MC-Unfold fut créé afin de trouver les structures 2D restreintes qui pourraient être associées à une structure secondaire complète, en fonction des restrictions communément
utilisées par les méthodes de prédiction de structure secondaire.
Un ensemble de 321 monomères d’ARN totalisant plus de 4223 structures fut assemblé
afin d’évaluer les méthodes de prédiction de structure 2D. La majorité de ces structures
ont été déterminées par résonance magnétique nucléaire et crystallographie aux rayons
X. Ces structures ont été dépliés par MC-Unfold et les structures résultantes ont été comparées à celles prédites par les méthodes de prédiction.
La performance de MC-Unfold sur un ensemble de structures expérimentales est encourageante. En moins de 5 minutes, 96% des 227 structures ont été complètement dépliées,
le reste des structures étant trop complexes pour être déplié rapidement. Pour ce qui est
des méthodes de prédiction de structure 2D, les résultats indiquent qu’elles sont capable
de prédire avec un certain succès les structures expérimentales, particulièrement les petites molécules. Toutefois, si on considère les structures larges ou contenant des pseudo-noeuds, les résultats sont généralement défavorables. Les résultats obtenus indiquent que
les méthodes de prédiction de structure 2D devraient être utilisées avec prudence, particulièrement pour de larges molécules. / Ribonucleic acids (RNA) adopt complex three dimensional structures which are stabilized by the formation of base pairs, also known as the secondary (2D) structure. Predicting where and how many of these interactions occur has been the focus of many computational methods called 2D structure prediction algorithms. These methods disregard
some interactions, which makes it difficult to know how well a 2D structure represents
an RNA structure, especially when large amounts of base pairs are ignored.

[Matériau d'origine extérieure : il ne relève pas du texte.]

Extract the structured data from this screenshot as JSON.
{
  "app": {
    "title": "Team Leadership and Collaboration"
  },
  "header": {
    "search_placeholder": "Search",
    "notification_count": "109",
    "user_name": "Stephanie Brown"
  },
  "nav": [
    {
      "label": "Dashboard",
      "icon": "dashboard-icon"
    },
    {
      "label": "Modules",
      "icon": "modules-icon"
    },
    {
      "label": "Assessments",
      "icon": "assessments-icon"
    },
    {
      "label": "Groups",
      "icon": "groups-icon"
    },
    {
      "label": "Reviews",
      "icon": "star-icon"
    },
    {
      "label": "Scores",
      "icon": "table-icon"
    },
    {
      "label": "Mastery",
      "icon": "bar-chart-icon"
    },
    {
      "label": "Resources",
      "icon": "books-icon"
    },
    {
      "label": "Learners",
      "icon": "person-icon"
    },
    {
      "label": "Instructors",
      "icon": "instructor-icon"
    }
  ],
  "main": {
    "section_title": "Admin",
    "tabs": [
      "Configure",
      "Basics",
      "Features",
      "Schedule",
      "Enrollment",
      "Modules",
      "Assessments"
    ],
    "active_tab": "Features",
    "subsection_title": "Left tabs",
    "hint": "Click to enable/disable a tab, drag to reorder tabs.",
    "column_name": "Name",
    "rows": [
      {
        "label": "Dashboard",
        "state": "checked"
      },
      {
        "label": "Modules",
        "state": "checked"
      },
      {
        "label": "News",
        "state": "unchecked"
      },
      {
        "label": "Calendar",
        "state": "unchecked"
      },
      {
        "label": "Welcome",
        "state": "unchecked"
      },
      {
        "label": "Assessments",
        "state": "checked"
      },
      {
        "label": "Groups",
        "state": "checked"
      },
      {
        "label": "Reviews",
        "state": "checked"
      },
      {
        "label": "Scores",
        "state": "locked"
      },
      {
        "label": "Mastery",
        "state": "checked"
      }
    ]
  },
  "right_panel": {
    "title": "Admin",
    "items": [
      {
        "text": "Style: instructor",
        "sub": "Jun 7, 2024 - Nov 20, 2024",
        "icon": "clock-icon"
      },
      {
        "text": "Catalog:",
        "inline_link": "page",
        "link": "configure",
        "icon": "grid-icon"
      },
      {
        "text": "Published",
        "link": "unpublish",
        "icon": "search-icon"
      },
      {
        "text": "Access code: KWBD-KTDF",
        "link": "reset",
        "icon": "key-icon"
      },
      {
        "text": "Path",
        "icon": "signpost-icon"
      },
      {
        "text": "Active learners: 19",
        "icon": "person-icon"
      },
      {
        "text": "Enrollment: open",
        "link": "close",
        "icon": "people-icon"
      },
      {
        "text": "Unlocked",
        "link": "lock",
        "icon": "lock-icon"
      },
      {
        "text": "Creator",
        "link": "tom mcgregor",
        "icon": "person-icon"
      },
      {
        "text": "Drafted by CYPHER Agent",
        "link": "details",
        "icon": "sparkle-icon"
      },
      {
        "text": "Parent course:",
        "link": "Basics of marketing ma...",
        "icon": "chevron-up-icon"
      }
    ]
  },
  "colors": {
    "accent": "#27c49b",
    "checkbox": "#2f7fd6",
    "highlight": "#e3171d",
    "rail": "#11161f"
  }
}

MC-Unfold was created to remove interactions violating the assumptions used by prediction methods. This process, named unfolding, extends previous planarization and
pseudoknot removal methods. To evaluate how well computational methods can predict
experimental structures, a set of 321 RNA monomers corresponding to more than 4223
experimental structures was acquired. These structures were mostly determined using
nuclear magnetic resonance and X-ray crystallography. MC-Unfold was used to remove
interactions the prediction algorithms were not expected to predict. These structures
were then compared with the structured predicted.

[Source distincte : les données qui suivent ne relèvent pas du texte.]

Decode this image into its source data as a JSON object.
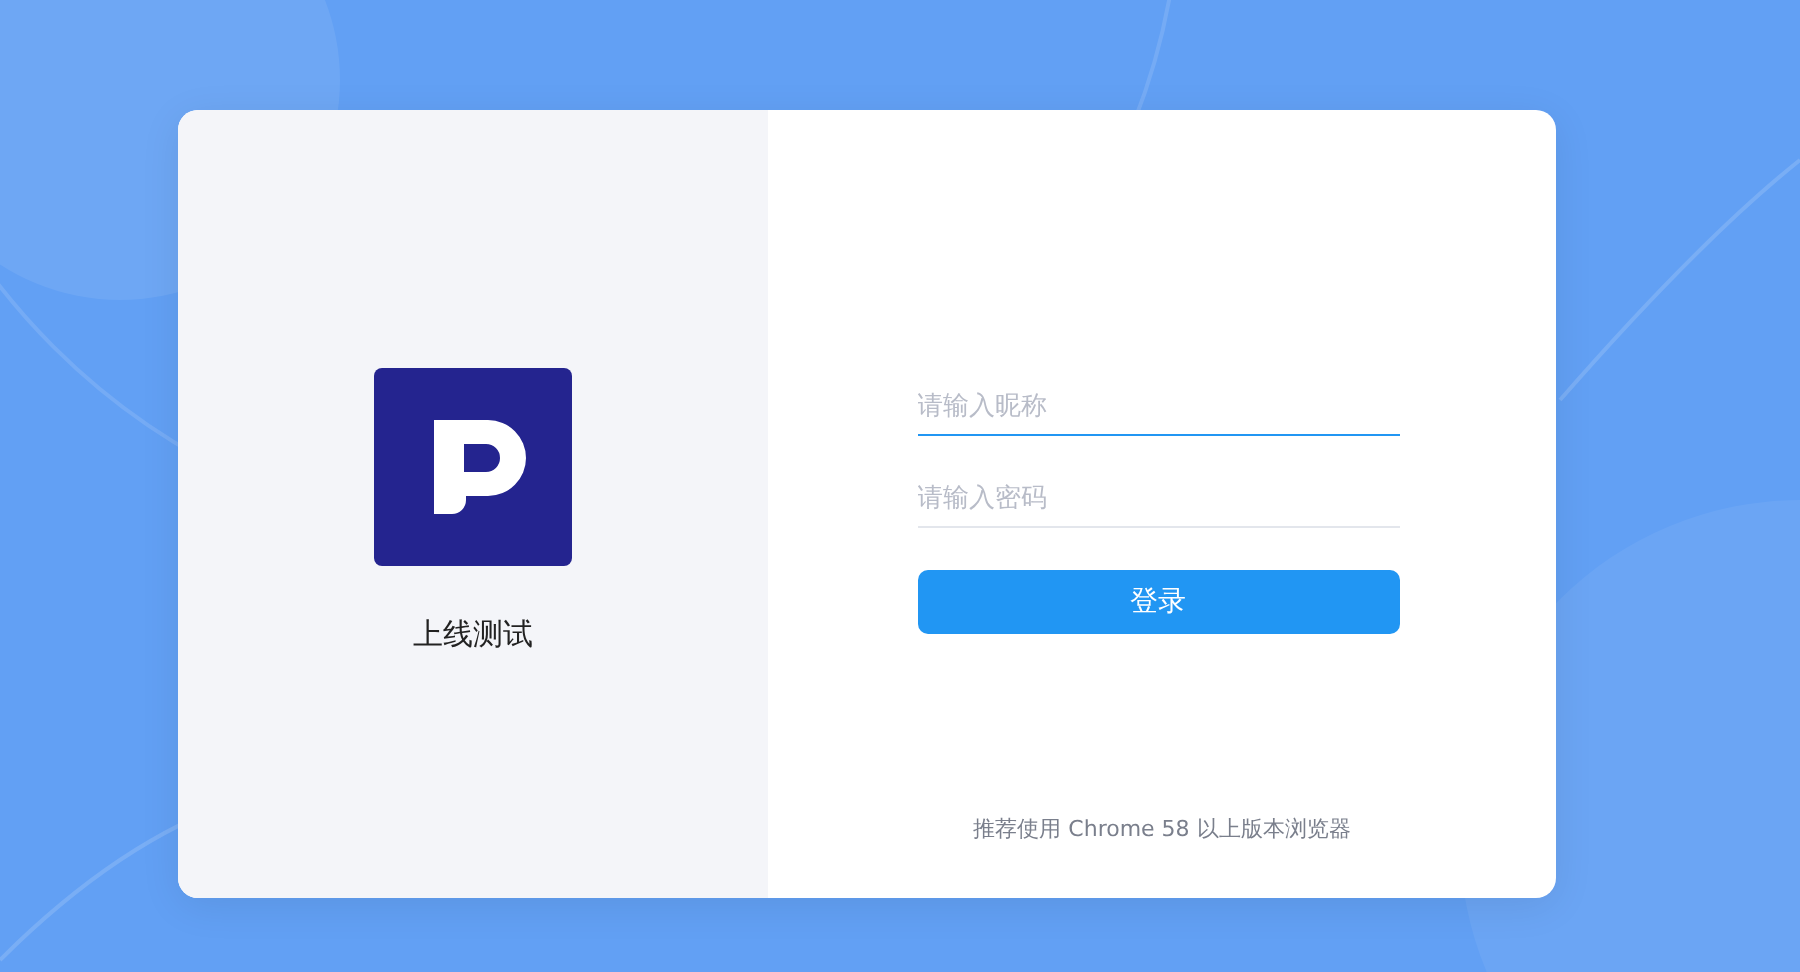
{
  "brand": {
    "title": "上线测试"
  },
  "fields": [
    {
      "placeholder": "请输入昵称",
      "focused": true
    },
    {
      "placeholder": "请输入密码",
      "focused": false
    }
  ],
  "login_button": {
    "label": "登录"
  },
  "footer_note": "推荐使用 Chrome 58 以上版本浏览器"
}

MC-Unfold performed very well on the test set it was given. In less than five minutes,
96% of the 227 structure could be exhaustively unfolded. The few remaining structures
are very large and could not be unfolded in reasonable time. MC-Unfold is therefore a
practical alternative to the current methods.
As for the evaluation of prediction methods, MC-Unfold demonstrated that the computational methods do find experimental structures, especially for small molecules. However,
when considering large or pseudoknotted molecules, the results are not so encouraging.
As a consequence, 2D structure prediction methods should be used with caution, especially for large structures.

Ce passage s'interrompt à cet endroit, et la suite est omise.